Mundartlesungen: Eine Stimme verhallt, neue erklingen
Verliebte Hasen, besorgte Opas

Sie unterhielten bestens beim Mundartleseabend (vorne, von links): Wolfgang Leo Bäumler, Julia Panrucker, Markus Keßler, Uli Keltsch, Anna-Elisabeth Gleißner sowie (hinten, von links) Heimatring-Vize Norbert Uschald, Stadtrat Alois Schinabeck, Gerhard Reber, die "Zupfer-Moidln", Arbeitskreisleiter und Stadtheimatpfleger Günter Alois Stadler. Bild: hcz

Die Alten ziehen sich zurück. Junge kommen nach. Nachdem die "Egerland-Mundartdichterin" Erna Schmutzer-Lösch vor gut einem halben Jahr das letzte Mal dabei gewesen war, absolvierte jetzt Anna-Elisabeth Gleißner (Bechtsrieth) ihren letzten Auftritt beim Arbeitskreis Mundart.

Die gebürtige Stiftländerin erfreute das Publikum im Kulturzentrum Hans Bauer nun noch einmal philosophisch, hintersinnig, nachdenklich und lustig. Für frisches Blut in der Runde der Mundartdichter sorgen Julia Panrucker, die Tochter des altbewährten Wolfgang Leo Bäumler, und Markus Keßler (zum zweiten Mal dabei).

Stadtheimatpfleger Günter Alois Stadler sprach den Generationenwechsel in Versen an und begrüßte die Neuen in der Runde. Als Begleiter des Mundartleseabends sorgten diesmal Gerhard Reber aus Floß mit der Steirischen und die "Zupfer-Moidln" Waltraud und Renate für musikalische Höhepunkte. Sie eröffneten mit "Wann i mein Buam ans Fenster klopfen hör", brachten lustige Gstanzln und traditionelle Oberpfälzer Lieder.

Bäumler beklagte humoristisch, dass das Leben so ungerecht zu den Männern ist. Schwer fällt ihm anscheinend auch das "Opa-Werden" und heftige Sorgen - teils irrationale - macht er sich, wie seine Tochter und auch die Oma um den Nachwuchs. Bäumlers Tochter Julia Panrucker (Waldsassen) debütierte mit einer gekonnten Betrachtung über die Schwierigkeiten beim Suchen eines Namens für den kleinen Nachwuchs, einer herrlichen und verblüffenden Geschichte über den Frühjahrsputz sowie einer erfolglosen Hundeschule.

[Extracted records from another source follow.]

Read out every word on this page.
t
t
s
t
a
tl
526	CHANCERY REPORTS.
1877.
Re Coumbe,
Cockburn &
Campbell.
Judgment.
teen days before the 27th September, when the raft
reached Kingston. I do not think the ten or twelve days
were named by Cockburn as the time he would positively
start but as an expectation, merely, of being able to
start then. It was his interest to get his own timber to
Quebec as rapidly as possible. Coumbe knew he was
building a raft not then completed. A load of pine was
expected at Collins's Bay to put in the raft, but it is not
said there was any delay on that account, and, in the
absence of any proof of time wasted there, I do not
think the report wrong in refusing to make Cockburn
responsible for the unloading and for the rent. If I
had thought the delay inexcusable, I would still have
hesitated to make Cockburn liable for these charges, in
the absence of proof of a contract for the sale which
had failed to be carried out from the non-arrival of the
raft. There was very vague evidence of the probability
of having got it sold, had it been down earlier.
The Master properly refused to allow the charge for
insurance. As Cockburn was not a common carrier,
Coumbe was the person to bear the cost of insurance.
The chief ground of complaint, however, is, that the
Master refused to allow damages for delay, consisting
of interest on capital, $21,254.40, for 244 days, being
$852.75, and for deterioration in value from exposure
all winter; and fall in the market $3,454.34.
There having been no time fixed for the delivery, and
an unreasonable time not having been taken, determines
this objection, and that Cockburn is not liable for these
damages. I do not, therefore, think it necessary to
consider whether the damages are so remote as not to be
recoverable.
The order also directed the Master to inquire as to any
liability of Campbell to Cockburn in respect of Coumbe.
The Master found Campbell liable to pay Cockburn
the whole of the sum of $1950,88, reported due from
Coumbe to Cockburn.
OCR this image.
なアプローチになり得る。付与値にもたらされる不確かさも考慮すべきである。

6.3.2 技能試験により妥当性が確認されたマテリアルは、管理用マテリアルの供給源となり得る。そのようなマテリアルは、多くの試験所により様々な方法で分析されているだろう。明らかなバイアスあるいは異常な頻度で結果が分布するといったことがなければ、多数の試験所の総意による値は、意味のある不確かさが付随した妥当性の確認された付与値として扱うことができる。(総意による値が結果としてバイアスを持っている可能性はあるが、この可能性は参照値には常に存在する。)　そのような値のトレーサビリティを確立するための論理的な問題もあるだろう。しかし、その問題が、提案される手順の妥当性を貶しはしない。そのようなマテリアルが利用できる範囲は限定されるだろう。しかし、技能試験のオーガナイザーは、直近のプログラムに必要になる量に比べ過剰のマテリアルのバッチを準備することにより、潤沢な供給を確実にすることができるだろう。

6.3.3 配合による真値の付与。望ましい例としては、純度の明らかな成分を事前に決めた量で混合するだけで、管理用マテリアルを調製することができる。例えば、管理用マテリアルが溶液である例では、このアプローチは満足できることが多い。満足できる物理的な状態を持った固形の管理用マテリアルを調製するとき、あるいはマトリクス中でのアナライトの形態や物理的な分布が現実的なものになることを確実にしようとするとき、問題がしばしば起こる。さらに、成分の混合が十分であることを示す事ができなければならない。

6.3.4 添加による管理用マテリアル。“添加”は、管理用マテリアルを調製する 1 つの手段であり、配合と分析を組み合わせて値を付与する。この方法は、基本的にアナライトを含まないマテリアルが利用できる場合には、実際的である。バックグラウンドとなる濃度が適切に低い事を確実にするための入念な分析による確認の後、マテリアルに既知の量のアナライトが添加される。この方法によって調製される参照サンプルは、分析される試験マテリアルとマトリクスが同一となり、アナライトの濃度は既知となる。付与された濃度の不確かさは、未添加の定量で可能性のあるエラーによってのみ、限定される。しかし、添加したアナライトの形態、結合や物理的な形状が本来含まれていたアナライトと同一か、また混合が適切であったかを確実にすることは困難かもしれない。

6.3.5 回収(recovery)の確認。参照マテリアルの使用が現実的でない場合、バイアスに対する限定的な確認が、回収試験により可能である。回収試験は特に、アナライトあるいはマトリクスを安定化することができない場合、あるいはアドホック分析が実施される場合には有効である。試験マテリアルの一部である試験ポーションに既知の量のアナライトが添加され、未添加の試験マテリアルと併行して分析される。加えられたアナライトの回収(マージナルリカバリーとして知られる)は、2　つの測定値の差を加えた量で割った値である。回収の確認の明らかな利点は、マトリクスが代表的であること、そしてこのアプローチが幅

Markus Keßler ging auf das "Neie Joahr" ein und das unweigerlich am Ende desselben folgende Resümee: "Es is wieder wäi a Wischer gwen". Er outete sich als Speiseeis-Fan und freue sich auf das Öffnen der Eisdielen. Neben einem zynischen Rückblick auf den vergangenen Fasching rief Keßler zum Genießen des Frühlings auf.

Die Frühlingsgefühle der Hasen beschrieb Förster a. D. Uli Keltsch. Frühlingsgefühle hätte auch der "Hans mit seinen 42 Jahren" gehabt. Aber da ihm bei der Brautschau keine getaugt habe, wollte er dann doch lieber "seine Rouh" haben, berichtete Keltsch in lustigen Versen.

Anna-Elisabeth Gleißner philosophierte über die Zeitumstellung, dachte an den "Syrischen Buben", der noch nie ohne Krieg gelebt hatte und brachte die Besucher mit Geschichten zum Lachen.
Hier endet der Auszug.